Dieser Zurechnungszusammenhang scheitert nicht deshalb, weil es zu keinem Zusammenstoß der Fahrzeuge kam. Die Mitverursachung kann auch nicht deshalb verneint werden, weil der Geschädigte ebenfalls (im Streitfall ganz überwiegend) an der Entstehung des Schadens mitgewirkt hat. Maßgeblich bleibt, dass das verzögerte Anfahren durch den Beklagten zu 2. die (eine) Ursache dafür war, dass der Kläger abbremste. Ist – wie im Streitfall – der eingetretene Schaden vom Schutzzweck der Halterhaftung erfasst, wird der Zurechnungszusammenhang in dem einen wie dem anderen Fall grundsätzlich nicht unterbrochen. Etwas anderes gilt nur dann, wenn der Geschädigte einen gegenüber der Kfz-Betriebsgefahr eigenständigen Gefahrenkreis geschaffen hat, dessen Risiken er selbst tragen muss. Nur wenn sich ausschließlich dieses Risiko verwirklicht, kommt eine Haftung des anderen Verkehrsteilnehmers nicht in Betracht. Hiervon ist bei Ausweich- oder Bremsreaktionen eines Fahrzeugführers regelmäßig selbst dann nicht auszugehen, wenn diese sich als voreilig oder übertrieben erweisen (vgl. etwa BGH, Urteil vom 21.09.2010, Az. VI ZR 263/09 m.w.N., Juris).

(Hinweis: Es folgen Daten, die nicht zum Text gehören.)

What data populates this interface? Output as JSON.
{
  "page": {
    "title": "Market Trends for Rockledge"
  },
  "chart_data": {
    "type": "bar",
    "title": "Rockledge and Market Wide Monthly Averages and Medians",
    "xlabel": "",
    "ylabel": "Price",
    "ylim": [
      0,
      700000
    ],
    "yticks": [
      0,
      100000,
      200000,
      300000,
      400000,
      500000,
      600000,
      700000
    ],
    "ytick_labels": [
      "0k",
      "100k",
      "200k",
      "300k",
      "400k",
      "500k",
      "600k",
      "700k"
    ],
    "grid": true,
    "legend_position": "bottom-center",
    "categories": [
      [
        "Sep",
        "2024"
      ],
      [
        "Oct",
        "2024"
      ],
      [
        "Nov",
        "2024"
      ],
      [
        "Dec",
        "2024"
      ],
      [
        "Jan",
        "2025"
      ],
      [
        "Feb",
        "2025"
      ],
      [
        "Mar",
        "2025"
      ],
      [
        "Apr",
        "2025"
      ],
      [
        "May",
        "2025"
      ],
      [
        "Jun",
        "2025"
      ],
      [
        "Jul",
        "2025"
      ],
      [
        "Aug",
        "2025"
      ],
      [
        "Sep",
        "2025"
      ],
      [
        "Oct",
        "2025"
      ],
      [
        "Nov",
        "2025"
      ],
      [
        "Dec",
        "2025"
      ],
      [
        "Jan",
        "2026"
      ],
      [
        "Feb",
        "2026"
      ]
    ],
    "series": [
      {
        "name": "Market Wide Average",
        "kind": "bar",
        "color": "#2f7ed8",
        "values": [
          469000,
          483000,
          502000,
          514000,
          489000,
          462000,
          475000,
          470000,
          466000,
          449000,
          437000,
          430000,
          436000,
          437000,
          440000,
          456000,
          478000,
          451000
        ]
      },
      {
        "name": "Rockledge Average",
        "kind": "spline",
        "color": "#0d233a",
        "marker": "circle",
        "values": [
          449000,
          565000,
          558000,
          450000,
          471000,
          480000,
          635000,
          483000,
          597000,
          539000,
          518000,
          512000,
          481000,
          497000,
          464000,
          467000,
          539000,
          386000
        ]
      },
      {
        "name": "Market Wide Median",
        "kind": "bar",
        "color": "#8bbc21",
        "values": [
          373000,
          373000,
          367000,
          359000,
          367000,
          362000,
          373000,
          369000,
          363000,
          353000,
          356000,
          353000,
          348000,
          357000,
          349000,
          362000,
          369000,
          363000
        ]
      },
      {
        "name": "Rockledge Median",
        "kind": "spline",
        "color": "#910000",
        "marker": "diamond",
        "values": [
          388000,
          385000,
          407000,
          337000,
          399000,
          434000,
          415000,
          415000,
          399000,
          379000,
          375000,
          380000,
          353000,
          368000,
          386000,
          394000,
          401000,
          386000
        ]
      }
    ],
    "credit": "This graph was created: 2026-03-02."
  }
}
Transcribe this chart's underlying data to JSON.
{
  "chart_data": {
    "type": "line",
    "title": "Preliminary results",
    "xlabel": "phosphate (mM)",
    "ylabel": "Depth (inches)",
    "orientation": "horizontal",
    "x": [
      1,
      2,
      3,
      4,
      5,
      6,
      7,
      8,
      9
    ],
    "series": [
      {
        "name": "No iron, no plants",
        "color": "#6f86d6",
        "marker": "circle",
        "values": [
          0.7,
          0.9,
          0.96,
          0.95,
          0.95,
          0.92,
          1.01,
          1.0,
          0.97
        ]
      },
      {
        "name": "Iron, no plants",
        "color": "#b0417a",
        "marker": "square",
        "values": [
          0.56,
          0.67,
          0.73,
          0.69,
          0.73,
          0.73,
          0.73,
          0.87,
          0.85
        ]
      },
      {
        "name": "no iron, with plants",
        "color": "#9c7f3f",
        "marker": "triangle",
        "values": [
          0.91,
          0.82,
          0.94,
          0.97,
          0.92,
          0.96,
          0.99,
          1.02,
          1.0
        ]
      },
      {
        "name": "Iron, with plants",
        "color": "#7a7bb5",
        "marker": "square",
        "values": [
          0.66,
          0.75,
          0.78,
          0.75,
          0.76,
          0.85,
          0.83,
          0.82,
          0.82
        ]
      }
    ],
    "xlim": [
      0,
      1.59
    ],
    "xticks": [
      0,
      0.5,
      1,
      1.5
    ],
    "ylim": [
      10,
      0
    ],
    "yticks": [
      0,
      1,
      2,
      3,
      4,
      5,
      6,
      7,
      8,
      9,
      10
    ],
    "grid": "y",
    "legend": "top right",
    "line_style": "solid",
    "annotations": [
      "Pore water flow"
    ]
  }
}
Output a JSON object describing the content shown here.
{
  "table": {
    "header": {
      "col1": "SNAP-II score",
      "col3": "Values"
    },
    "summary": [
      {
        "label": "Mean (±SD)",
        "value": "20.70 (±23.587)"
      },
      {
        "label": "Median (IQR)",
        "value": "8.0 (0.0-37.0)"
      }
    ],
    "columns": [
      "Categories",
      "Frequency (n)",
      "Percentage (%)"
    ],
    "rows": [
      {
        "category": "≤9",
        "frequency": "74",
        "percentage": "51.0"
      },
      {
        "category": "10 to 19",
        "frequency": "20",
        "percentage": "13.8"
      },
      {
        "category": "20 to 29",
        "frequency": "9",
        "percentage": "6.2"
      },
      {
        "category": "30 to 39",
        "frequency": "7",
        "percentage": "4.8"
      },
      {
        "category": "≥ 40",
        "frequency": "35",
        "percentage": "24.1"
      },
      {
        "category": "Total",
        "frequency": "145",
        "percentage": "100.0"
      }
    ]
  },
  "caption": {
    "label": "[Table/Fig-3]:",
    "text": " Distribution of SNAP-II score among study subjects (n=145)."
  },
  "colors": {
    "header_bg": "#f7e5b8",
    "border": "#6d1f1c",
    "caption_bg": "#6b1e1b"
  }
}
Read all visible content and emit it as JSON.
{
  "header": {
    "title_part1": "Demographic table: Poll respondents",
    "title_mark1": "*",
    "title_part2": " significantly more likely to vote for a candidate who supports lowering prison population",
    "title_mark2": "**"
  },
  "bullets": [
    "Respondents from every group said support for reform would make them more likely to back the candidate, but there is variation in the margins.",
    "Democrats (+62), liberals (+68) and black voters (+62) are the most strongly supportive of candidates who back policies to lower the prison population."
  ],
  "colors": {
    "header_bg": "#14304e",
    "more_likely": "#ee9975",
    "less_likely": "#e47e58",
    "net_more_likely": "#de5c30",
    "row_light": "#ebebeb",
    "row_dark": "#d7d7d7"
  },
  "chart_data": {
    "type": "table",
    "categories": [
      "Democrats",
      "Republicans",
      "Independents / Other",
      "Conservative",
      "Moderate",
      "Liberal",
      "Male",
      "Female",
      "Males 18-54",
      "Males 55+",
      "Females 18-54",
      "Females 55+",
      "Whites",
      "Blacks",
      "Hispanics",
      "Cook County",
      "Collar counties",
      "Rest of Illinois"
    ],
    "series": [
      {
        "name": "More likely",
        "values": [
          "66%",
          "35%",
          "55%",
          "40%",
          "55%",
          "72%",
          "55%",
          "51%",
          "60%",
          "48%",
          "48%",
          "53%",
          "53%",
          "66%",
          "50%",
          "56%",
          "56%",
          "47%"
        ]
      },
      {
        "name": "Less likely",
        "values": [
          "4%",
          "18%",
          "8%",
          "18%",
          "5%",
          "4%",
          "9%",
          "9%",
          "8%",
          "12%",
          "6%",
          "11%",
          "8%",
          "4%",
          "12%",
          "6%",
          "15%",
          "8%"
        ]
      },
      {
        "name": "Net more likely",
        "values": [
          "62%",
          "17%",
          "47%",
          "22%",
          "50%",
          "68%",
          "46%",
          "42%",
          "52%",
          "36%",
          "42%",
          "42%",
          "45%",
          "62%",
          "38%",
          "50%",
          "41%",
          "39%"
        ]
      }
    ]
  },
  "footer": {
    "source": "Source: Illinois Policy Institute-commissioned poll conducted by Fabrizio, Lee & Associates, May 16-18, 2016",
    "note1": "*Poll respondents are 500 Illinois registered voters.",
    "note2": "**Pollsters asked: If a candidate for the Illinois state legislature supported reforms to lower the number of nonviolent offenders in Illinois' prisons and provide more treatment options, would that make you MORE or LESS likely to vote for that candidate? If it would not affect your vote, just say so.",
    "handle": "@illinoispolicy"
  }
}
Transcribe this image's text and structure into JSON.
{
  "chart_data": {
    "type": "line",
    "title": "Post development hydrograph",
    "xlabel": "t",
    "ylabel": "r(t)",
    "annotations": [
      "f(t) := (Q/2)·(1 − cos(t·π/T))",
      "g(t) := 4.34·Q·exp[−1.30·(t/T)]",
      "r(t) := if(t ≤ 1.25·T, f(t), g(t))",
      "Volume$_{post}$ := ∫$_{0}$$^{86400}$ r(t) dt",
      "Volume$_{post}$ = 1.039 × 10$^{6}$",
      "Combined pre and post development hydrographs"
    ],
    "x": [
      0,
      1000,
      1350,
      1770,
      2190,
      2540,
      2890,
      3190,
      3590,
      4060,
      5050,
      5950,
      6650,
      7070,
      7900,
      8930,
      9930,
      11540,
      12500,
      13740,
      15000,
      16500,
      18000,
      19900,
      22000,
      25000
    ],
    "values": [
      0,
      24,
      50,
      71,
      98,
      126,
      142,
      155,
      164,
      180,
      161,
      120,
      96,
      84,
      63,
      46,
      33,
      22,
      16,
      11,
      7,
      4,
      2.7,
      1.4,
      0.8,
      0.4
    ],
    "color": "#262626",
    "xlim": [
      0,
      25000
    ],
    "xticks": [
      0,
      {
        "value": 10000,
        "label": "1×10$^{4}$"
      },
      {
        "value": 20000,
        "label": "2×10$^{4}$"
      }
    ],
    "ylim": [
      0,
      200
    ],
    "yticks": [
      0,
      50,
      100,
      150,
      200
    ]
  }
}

c) Der Beklagte zu 2. haftet als Halter bereits verschuldensunabhängig. Im Rahmen von § 18 1 StVG hat er keinen Entlastungsbeweis geführt. Der Beklagte zu 2. war gehalten, sein Fahrzeug unmittelbar nach Abschluss des Waschvorgangs seines Fahrzeuges und dem Umschalten der Ampelanzeige auf „grün“ wegzufahren und die Ausfahrt für nachfolgende Benutzer der Waschstraße freizumachen. Diese Pflicht ergab sich sowohl nach den Regeln des Waschstraßenbetreibers als auch aufgrund der Gefährlichkeit des Stehenbleibens. Dahinstehen kann deshalb, ob sich eine entsprechende Rechtspflicht auch aus § 1 Abs. 2 StVO ergab, wenngleich auch außerhalb des öffentlichen Verkehrsraums die Pflicht jedes Fahrzeugführers zu verkehrsüblicher Sorgfalt besteht (vgl. etwa OLG Rostock, Urteil vom 11.03.2011, Az. 5 U 122/10, Juris). Dass das zögerliche Anfahren des Beklagten zu 2. auf ein Versagen von Betriebseinrichtungen o.ä. zurückzuführen war, die für den Beklagten zu 2. auch bei Einhaltung der im Verkehr erforderlichen Sorgfalt nicht zu vermeiden gewesen ist, haben die Beklagten bereits nicht vorgetragen.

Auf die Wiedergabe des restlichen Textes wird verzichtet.